= Igor Karassik =

Russian-American engineer (1911–1995)

Karassik explaining flow equations

Igor J. Karassik (Игорь Иванович Карасик) (December 1, 1911 in Saint Petersburg, Russian Empire – July 2, 1995 in Maplewood, New Jersey) was a Russian-American engineer known for his pioneering work with pumps, a field in which he was "world-renowned" and an "outstanding authority".

==Early life==
Karassik was born to a wealthy Russian-Jewish family. His father, a mechanical engineer, John (Ivan) Karassik (1880—1969) was a son of a Kharkov merchant Nukhim-Perets (Peter) Karasik (c. 1849—1906). His mother Malvina nee Barjansky (1882—1967) was a daughter of an Odessa 1st guild merchant, composer, and pianist Adolf Barjansky (c. 1850—1900). Igor had an older sister Helen (1909—1990). The family emigrated from Russia to escape the Russian Revolution and naturalized the United States in 1923. His father went to America alone first, naturalized (with the whole family) after 6 years of residence, and then sent for his family. The rest of the family arrived to the United States in 1928, after living five years in Turkey and five years in France.

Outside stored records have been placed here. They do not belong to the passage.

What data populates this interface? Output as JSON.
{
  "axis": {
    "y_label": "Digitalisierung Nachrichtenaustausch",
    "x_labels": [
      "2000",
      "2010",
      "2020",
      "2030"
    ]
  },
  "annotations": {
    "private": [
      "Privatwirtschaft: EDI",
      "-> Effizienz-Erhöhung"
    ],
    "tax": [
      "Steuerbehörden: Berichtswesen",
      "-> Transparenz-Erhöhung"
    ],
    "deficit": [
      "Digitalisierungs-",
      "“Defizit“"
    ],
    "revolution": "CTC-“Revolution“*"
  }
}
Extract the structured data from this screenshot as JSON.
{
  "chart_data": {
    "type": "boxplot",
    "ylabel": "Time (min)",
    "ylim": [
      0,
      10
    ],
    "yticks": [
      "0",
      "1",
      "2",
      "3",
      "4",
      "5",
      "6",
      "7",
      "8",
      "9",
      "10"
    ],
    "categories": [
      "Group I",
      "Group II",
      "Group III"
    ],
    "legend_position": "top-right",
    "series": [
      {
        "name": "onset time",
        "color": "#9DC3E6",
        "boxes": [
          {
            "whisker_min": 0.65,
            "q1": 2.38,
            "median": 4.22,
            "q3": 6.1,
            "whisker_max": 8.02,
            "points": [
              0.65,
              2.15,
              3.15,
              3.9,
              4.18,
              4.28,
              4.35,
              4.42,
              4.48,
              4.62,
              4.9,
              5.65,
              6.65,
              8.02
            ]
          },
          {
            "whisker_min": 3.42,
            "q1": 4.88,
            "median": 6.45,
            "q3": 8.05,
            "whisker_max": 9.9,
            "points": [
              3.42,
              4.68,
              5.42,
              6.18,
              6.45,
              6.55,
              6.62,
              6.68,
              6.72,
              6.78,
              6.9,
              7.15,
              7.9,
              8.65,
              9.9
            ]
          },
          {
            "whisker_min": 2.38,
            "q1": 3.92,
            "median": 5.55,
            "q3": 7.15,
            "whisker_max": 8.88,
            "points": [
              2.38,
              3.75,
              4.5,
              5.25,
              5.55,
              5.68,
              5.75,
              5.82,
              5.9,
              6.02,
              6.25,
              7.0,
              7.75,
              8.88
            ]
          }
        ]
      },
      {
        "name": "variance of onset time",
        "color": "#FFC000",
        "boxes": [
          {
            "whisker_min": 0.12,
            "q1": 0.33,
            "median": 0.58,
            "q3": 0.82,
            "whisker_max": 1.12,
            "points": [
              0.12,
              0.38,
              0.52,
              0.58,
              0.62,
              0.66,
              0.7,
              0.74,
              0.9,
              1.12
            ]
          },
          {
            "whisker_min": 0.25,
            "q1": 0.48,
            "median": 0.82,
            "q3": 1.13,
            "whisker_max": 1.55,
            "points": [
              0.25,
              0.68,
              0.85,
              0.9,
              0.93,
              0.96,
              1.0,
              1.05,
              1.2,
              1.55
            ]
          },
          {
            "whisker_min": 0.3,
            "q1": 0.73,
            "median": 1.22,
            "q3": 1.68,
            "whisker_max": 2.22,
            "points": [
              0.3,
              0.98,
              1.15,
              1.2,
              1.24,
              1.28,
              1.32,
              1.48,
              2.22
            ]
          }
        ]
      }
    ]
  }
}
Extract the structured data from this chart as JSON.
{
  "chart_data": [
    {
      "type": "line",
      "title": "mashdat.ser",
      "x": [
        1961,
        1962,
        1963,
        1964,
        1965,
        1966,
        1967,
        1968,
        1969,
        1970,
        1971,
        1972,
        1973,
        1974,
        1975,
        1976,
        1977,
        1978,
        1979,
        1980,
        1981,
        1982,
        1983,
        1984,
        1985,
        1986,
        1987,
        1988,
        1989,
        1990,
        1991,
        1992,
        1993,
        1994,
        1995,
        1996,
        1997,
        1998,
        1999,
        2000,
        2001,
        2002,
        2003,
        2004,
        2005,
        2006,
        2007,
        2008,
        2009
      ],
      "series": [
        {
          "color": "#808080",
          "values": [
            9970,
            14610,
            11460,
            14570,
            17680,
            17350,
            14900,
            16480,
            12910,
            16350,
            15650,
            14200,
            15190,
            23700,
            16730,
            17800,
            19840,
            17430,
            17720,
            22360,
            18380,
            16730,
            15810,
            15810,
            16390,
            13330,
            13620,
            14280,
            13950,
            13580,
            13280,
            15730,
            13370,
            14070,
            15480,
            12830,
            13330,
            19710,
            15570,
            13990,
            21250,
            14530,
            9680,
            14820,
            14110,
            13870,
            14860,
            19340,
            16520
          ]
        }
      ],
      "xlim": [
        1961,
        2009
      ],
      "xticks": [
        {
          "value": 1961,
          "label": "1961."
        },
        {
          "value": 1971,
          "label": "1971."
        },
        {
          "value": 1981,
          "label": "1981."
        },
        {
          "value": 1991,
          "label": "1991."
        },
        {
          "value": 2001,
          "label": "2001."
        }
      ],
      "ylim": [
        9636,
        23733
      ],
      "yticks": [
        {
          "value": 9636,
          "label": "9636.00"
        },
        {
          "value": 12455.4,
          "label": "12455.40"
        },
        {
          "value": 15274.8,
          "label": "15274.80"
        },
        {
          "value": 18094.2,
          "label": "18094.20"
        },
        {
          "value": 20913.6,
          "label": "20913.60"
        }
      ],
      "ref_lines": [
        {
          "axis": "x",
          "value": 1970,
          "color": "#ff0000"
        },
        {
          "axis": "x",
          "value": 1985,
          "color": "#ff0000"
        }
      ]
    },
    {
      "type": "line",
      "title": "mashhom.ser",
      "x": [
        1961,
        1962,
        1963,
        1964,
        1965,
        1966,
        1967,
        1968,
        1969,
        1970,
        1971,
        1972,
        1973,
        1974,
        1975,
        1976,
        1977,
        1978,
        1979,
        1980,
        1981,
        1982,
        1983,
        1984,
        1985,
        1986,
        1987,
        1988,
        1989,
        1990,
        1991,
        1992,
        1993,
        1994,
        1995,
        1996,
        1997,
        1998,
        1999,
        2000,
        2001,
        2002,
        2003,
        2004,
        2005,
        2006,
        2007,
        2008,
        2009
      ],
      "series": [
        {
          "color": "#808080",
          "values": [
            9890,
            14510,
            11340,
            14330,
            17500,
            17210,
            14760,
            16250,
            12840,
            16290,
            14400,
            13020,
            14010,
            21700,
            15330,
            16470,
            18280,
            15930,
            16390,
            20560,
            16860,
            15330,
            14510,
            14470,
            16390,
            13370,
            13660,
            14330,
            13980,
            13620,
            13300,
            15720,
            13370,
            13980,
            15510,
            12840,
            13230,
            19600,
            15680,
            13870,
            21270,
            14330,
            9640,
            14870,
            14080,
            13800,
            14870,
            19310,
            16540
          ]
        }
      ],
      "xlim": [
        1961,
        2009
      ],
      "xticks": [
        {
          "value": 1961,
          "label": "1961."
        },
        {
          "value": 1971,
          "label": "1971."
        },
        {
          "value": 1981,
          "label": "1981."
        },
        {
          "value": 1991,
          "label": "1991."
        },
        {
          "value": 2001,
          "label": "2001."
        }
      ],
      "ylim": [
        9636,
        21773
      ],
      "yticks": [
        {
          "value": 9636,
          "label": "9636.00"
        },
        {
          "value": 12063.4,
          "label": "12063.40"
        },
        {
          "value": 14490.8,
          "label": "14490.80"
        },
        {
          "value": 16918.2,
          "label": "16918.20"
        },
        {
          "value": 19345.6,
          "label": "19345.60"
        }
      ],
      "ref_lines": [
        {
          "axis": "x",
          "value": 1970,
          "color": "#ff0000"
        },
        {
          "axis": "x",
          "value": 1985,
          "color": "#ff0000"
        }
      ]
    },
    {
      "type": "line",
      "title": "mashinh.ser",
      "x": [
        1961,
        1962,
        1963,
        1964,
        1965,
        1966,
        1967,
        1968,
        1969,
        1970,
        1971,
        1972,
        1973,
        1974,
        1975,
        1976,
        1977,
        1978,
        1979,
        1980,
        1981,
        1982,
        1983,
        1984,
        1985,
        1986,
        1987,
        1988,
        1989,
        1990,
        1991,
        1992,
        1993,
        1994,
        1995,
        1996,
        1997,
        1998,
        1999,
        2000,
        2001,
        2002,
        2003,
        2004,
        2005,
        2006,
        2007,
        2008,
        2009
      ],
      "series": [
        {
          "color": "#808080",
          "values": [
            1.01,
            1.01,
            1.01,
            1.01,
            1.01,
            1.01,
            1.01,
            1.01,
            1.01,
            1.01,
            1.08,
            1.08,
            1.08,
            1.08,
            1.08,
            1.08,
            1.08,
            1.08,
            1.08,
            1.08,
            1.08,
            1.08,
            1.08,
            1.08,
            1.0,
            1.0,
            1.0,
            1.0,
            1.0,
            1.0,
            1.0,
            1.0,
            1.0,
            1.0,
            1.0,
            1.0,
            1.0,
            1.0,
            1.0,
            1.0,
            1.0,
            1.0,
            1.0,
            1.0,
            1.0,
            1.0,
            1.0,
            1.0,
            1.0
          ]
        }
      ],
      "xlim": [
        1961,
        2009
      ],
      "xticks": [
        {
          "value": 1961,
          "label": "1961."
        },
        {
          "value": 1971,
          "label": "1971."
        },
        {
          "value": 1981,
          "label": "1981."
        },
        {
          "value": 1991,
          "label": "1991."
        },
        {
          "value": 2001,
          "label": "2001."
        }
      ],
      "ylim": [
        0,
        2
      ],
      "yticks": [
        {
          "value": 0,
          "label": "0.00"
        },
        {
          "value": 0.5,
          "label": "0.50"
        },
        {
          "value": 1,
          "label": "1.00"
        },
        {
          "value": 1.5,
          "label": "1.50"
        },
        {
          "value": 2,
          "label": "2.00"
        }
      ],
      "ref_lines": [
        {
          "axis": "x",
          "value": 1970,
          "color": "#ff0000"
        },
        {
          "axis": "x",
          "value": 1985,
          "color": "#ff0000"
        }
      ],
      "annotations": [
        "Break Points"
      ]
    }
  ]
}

He attended Carnegie Institute of Technology, and also studied in Turkey and France.

==Professional life==
In 1934 or 1936, Karassik joined the Worthington Corporation; by 1974, he was a vice-president. He subsequently worked for Dresser Industries. In 1980, he became the first recipient of the American Society of Mechanical Engineers' Henry R. Worthington Medal for achievement in the field of pumping.

He wrote over 1100 technical articles and papers on pump use and maintenance, as well as several books, including Centrifugal Pump Selection, Operation and Maintenance, Engineers' Guide to Centrifugal Pumps, and Centrifugal Pump Clinic; he also co-wrote Pump Questions and Answers, and co-edited Pump Handbook.

In 1996, the Thirteenth Pump Users Symposium was dedicated to his memory.